I'm guilty of having written code like this on occasion, as I'm sure we all are. It's easy to look at these changes and say "of course it's slow", but for every instance of this that OP fixed there's probably 99 other occurances of the same thing that _don't_ matter for performance. In a perfect world, sure, everyone would know whether they're on the hot path or the slow path and prioritise accordingly - it doesn't matter if something that is called once a day takes 15ms instead of 0.15ms, until someone adds it to the hot path and it gets called 290 times.
I stubbornly hate code like this - but largely because of the security and correctness nightmare this is when combined with user generated data.
For example, in a library one of my coworkers wrote, object paths were flattened into strings (eg “user.address.city) and then regular expressions and things worked on that.
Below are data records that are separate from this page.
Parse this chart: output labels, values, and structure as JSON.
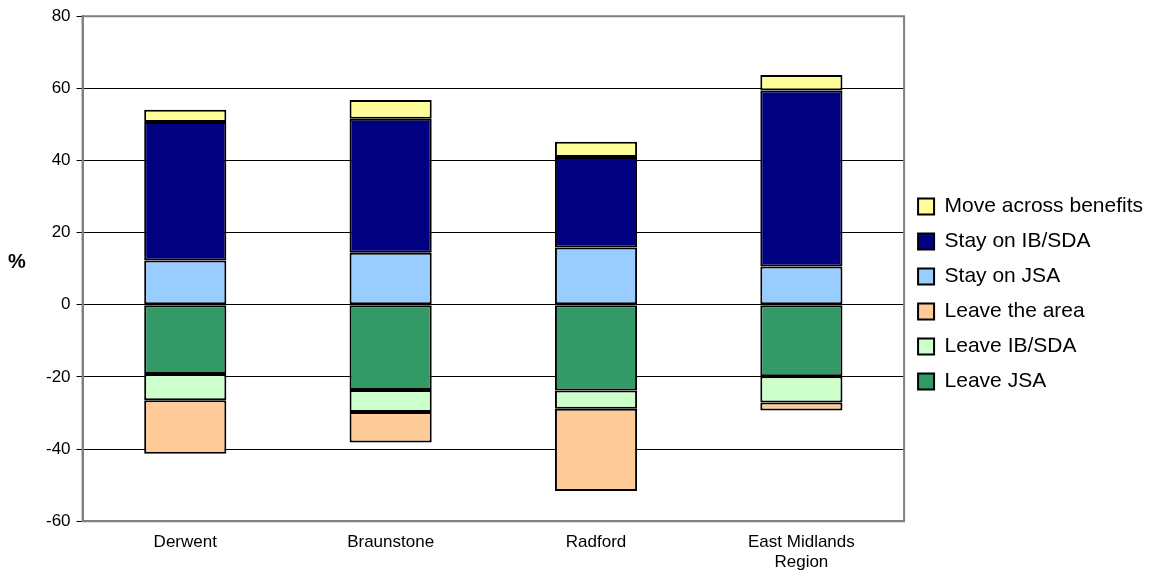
{
  "chart_data": {
    "type": "bar",
    "stacked": true,
    "ylabel": "%",
    "categories": [
      "Derwent",
      "Braunstone",
      "Radford",
      "East Midlands Region"
    ],
    "series": [
      {
        "name": "Leave JSA",
        "color": "#339966",
        "values": [
          -19.2,
          -23.6,
          -23.8,
          -19.8
        ]
      },
      {
        "name": "Leave IB/SDA",
        "color": "#ccffcc",
        "values": [
          -7.3,
          -6.1,
          -5.0,
          -7.3
        ]
      },
      {
        "name": "Leave the area",
        "color": "#ffcc99",
        "values": [
          -14.8,
          -8.5,
          -22.8,
          -2.2
        ]
      },
      {
        "name": "Stay on JSA",
        "color": "#99ccff",
        "values": [
          12.3,
          14.4,
          15.9,
          10.6
        ]
      },
      {
        "name": "Stay on IB/SDA",
        "color": "#000080",
        "values": [
          38.4,
          37.2,
          25.1,
          48.8
        ]
      },
      {
        "name": "Move across benefits",
        "color": "#ffff99",
        "values": [
          3.4,
          5.2,
          4.2,
          4.3
        ]
      }
    ],
    "ylim": [
      -60,
      80
    ],
    "yticks": [
      -60,
      -40,
      -20,
      0,
      20,
      40,
      60,
      80
    ],
    "grid": "y",
    "legend": "right"
  }
}
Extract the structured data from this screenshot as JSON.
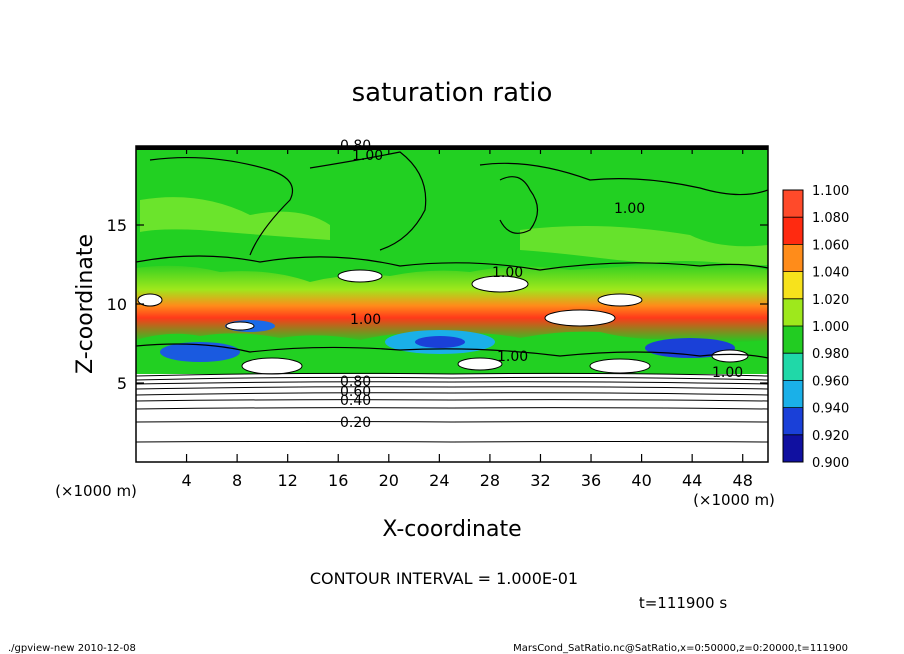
{
  "chart_data": {
    "type": "heatmap",
    "title": "saturation ratio",
    "xlabel": "X-coordinate",
    "ylabel": "Z-coordinate",
    "x_unit": "(×1000 m)",
    "y_unit": "(×1000 m)",
    "xlim": [
      0,
      50
    ],
    "ylim": [
      0,
      20
    ],
    "x_ticks": [
      "4",
      "8",
      "12",
      "16",
      "20",
      "24",
      "28",
      "32",
      "36",
      "40",
      "44",
      "48"
    ],
    "y_ticks": [
      "5",
      "10",
      "15"
    ],
    "colorbar": {
      "labels": [
        "1.100",
        "1.080",
        "1.060",
        "1.040",
        "1.020",
        "1.000",
        "0.980",
        "0.960",
        "0.940",
        "0.920",
        "0.900"
      ],
      "colors": [
        "#ff9a9a",
        "#ff4a2a",
        "#ff2a10",
        "#ff8c1a",
        "#f7e21c",
        "#9ee81c",
        "#22cc22",
        "#20d8a8",
        "#1ab0e8",
        "#1a40d8",
        "#1010a0",
        "#5a10a0"
      ]
    },
    "contour_labels": [
      "0.80",
      "1.00",
      "1.00",
      "1.00",
      "1.00",
      "1.00",
      "1.00",
      "0.80",
      "0.60",
      "0.40",
      "0.20"
    ],
    "contour_interval": "CONTOUR INTERVAL = 1.000E-01",
    "time_label": "t=111900 s"
  },
  "footer": {
    "left": "./gpview-new   2010-12-08",
    "right": "MarsCond_SatRatio.nc@SatRatio,x=0:50000,z=0:20000,t=111900"
  }
}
Sometimes user data ended up in the path (eg “cookies.<uuid>”). But then - what happens if the user puts a dot in their cookie? Or a newline? Does the program crash? Are there security implications we aren’t seeing? What do we do if dots are meaningful? Do we filter them out? Error? Escape them (and add a flurry of unit tests?) Are there bugs in the regex if a path segment is an empty string?
It’s a nightmare. Much better to have paths be a list of keys (eg [“cookies”, uuid]). That’s what they represent anyway, and the code will be faster, and this whole class of string parsing bugs disappears.
Oh I totally agree. It's also my gripe with using Unix tools in general and chaining together tools in bash with pipes.
Perfect is the enemy of good though, and probably 90% of my code is done properly, and I cut corners where I think it's appropriate - sometimes thats ok, and sometimes in hindsight it's not.